''Esta entrada está dedicada a este capítulo de mi vida que acabo de enterrar para poder olvidar lo mal que se pasa cuando la gente es hipócrita, y también a algunas personas que si lo leyeran se darían por aludidas...''
Por primera vez desde hacía mucho, 32 años, Pablo no tenía que ir a trabajar. Ni hoy, ni mañana tampoco. Ni la semana próxima. Nunca más. Y eso hacía que se sintiera raro. A pesar de todo, Pablo miraba el futuro con optimismo. Al fin y al cabo, después de tantos años de dedicación y madrugones, se le abría un horizonte lleno de posibilidades y mucho, mucho tiempo libre.
Aquella mañana, como tantas desde hacía 32 años, Pablo había llegado puntual a su puesto de trabajo. Café con leche desnatada y el paquetito de papel de aluminio con las tres galletas María que Sandra introducía en su cartera. Un poco de periódico, una llamada a su madre y... ¡ a trabajar! Así durante 32 años. Hasta hoy.

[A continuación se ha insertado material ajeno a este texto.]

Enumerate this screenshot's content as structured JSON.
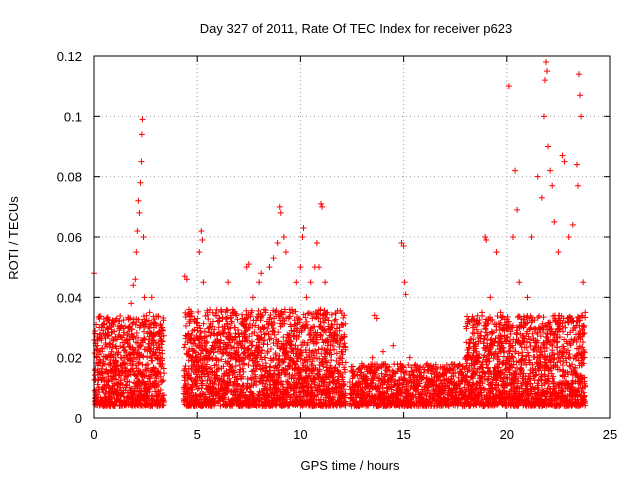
{
  "chart_data": {
    "type": "scatter",
    "title": "Day 327 of 2011, Rate Of TEC Index for receiver p623",
    "xlabel": "GPS time / hours",
    "ylabel": "ROTI / TECUs",
    "xlim": [
      0,
      25
    ],
    "ylim": [
      0,
      0.12
    ],
    "xticks": [
      0,
      5,
      10,
      15,
      20,
      25
    ],
    "yticks": [
      0,
      0.02,
      0.04,
      0.06,
      0.08,
      0.1,
      0.12
    ],
    "xtick_labels": [
      "0",
      "5",
      "10",
      "15",
      "20",
      "25"
    ],
    "ytick_labels": [
      "0",
      "0.02",
      "0.04",
      "0.06",
      "0.08",
      "0.1",
      "0.12"
    ],
    "grid": true,
    "marker": "+",
    "color": "#ff0000",
    "series": [
      {
        "points": [
          [
            0.0,
            0.048
          ],
          [
            0.05,
            0.028
          ],
          [
            0.1,
            0.031
          ],
          [
            0.15,
            0.026
          ],
          [
            0.2,
            0.018
          ],
          [
            0.25,
            0.03
          ],
          [
            0.3,
            0.022
          ],
          [
            0.4,
            0.015
          ],
          [
            0.5,
            0.012
          ],
          [
            0.6,
            0.01
          ],
          [
            0.7,
            0.008
          ],
          [
            0.8,
            0.02
          ],
          [
            0.9,
            0.013
          ],
          [
            1.0,
            0.016
          ],
          [
            1.1,
            0.009
          ],
          [
            1.2,
            0.014
          ],
          [
            1.3,
            0.02
          ],
          [
            1.4,
            0.011
          ],
          [
            1.5,
            0.025
          ],
          [
            1.6,
            0.018
          ],
          [
            1.7,
            0.03
          ],
          [
            1.8,
            0.038
          ],
          [
            1.9,
            0.044
          ],
          [
            2.0,
            0.046
          ],
          [
            2.05,
            0.055
          ],
          [
            2.1,
            0.062
          ],
          [
            2.15,
            0.072
          ],
          [
            2.2,
            0.068
          ],
          [
            2.25,
            0.078
          ],
          [
            2.3,
            0.085
          ],
          [
            2.32,
            0.094
          ],
          [
            2.35,
            0.099
          ],
          [
            2.4,
            0.06
          ],
          [
            2.45,
            0.04
          ],
          [
            2.5,
            0.032
          ],
          [
            2.6,
            0.028
          ],
          [
            2.7,
            0.035
          ],
          [
            2.8,
            0.04
          ],
          [
            2.9,
            0.03
          ],
          [
            3.0,
            0.025
          ],
          [
            3.1,
            0.02
          ],
          [
            3.2,
            0.015
          ],
          [
            3.3,
            0.03
          ],
          [
            4.4,
            0.047
          ],
          [
            4.5,
            0.046
          ],
          [
            4.6,
            0.036
          ],
          [
            4.7,
            0.025
          ],
          [
            4.8,
            0.02
          ],
          [
            5.0,
            0.03
          ],
          [
            5.1,
            0.055
          ],
          [
            5.2,
            0.062
          ],
          [
            5.25,
            0.059
          ],
          [
            5.3,
            0.045
          ],
          [
            5.5,
            0.035
          ],
          [
            5.8,
            0.028
          ],
          [
            6.0,
            0.032
          ],
          [
            6.3,
            0.025
          ],
          [
            6.5,
            0.045
          ],
          [
            6.8,
            0.03
          ],
          [
            7.0,
            0.028
          ],
          [
            7.2,
            0.033
          ],
          [
            7.4,
            0.05
          ],
          [
            7.5,
            0.051
          ],
          [
            7.7,
            0.04
          ],
          [
            8.0,
            0.045
          ],
          [
            8.1,
            0.048
          ],
          [
            8.3,
            0.035
          ],
          [
            8.5,
            0.05
          ],
          [
            8.7,
            0.053
          ],
          [
            8.9,
            0.058
          ],
          [
            9.0,
            0.07
          ],
          [
            9.05,
            0.068
          ],
          [
            9.2,
            0.06
          ],
          [
            9.3,
            0.055
          ],
          [
            9.5,
            0.035
          ],
          [
            9.8,
            0.045
          ],
          [
            10.0,
            0.05
          ],
          [
            10.1,
            0.06
          ],
          [
            10.15,
            0.063
          ],
          [
            10.3,
            0.04
          ],
          [
            10.5,
            0.045
          ],
          [
            10.7,
            0.05
          ],
          [
            10.8,
            0.058
          ],
          [
            10.9,
            0.05
          ],
          [
            11.0,
            0.071
          ],
          [
            11.05,
            0.07
          ],
          [
            11.2,
            0.045
          ],
          [
            11.5,
            0.03
          ],
          [
            11.8,
            0.025
          ],
          [
            12.0,
            0.022
          ],
          [
            12.5,
            0.01
          ],
          [
            13.0,
            0.012
          ],
          [
            13.5,
            0.02
          ],
          [
            13.6,
            0.034
          ],
          [
            13.7,
            0.033
          ],
          [
            14.0,
            0.022
          ],
          [
            14.5,
            0.024
          ],
          [
            14.9,
            0.058
          ],
          [
            15.0,
            0.057
          ],
          [
            15.05,
            0.045
          ],
          [
            15.1,
            0.041
          ],
          [
            15.3,
            0.02
          ],
          [
            15.8,
            0.014
          ],
          [
            16.2,
            0.016
          ],
          [
            16.6,
            0.014
          ],
          [
            17.0,
            0.016
          ],
          [
            17.5,
            0.015
          ],
          [
            18.0,
            0.014
          ],
          [
            18.3,
            0.018
          ],
          [
            18.6,
            0.028
          ],
          [
            18.8,
            0.035
          ],
          [
            18.95,
            0.06
          ],
          [
            19.0,
            0.059
          ],
          [
            19.2,
            0.04
          ],
          [
            19.5,
            0.055
          ],
          [
            19.7,
            0.035
          ],
          [
            20.0,
            0.03
          ],
          [
            20.1,
            0.11
          ],
          [
            20.3,
            0.06
          ],
          [
            20.4,
            0.082
          ],
          [
            20.5,
            0.069
          ],
          [
            20.6,
            0.045
          ],
          [
            20.8,
            0.03
          ],
          [
            21.0,
            0.04
          ],
          [
            21.2,
            0.06
          ],
          [
            21.5,
            0.08
          ],
          [
            21.7,
            0.073
          ],
          [
            21.8,
            0.1
          ],
          [
            21.85,
            0.112
          ],
          [
            21.9,
            0.118
          ],
          [
            21.95,
            0.115
          ],
          [
            22.0,
            0.09
          ],
          [
            22.1,
            0.082
          ],
          [
            22.2,
            0.077
          ],
          [
            22.3,
            0.065
          ],
          [
            22.5,
            0.055
          ],
          [
            22.7,
            0.087
          ],
          [
            22.8,
            0.085
          ],
          [
            23.0,
            0.06
          ],
          [
            23.2,
            0.064
          ],
          [
            23.4,
            0.084
          ],
          [
            23.45,
            0.077
          ],
          [
            23.5,
            0.114
          ],
          [
            23.55,
            0.107
          ],
          [
            23.6,
            0.1
          ],
          [
            23.7,
            0.045
          ],
          [
            23.8,
            0.035
          ]
        ]
      }
    ]
  },
  "generated_density": {
    "segments": [
      {
        "start": 0.02,
        "end": 3.4,
        "base": 0.004,
        "spread": 0.03,
        "step": 0.012
      },
      {
        "start": 4.35,
        "end": 12.2,
        "base": 0.004,
        "spread": 0.032,
        "step": 0.012
      },
      {
        "start": 12.4,
        "end": 18.0,
        "base": 0.004,
        "spread": 0.014,
        "step": 0.018
      },
      {
        "start": 18.0,
        "end": 23.8,
        "base": 0.004,
        "spread": 0.03,
        "step": 0.012
      }
    ]
  }
}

El teléfono sonó a las nueve y media. Era lunes. Y se enteró. Pablo no daba crédito. Había empezado a trabajar en esa empresa con 20 años, haciendo prácticas, y lo había vivido casi todo, o eso creía: crisis, repuntes, subidas y también bajadas. Cambios de jefe, cambios de dirección, cambios de ubicación. Cambios políticos... Se sentía parte de esa empresa, con sus penas y sus alegrías. Le daba pena dejarla.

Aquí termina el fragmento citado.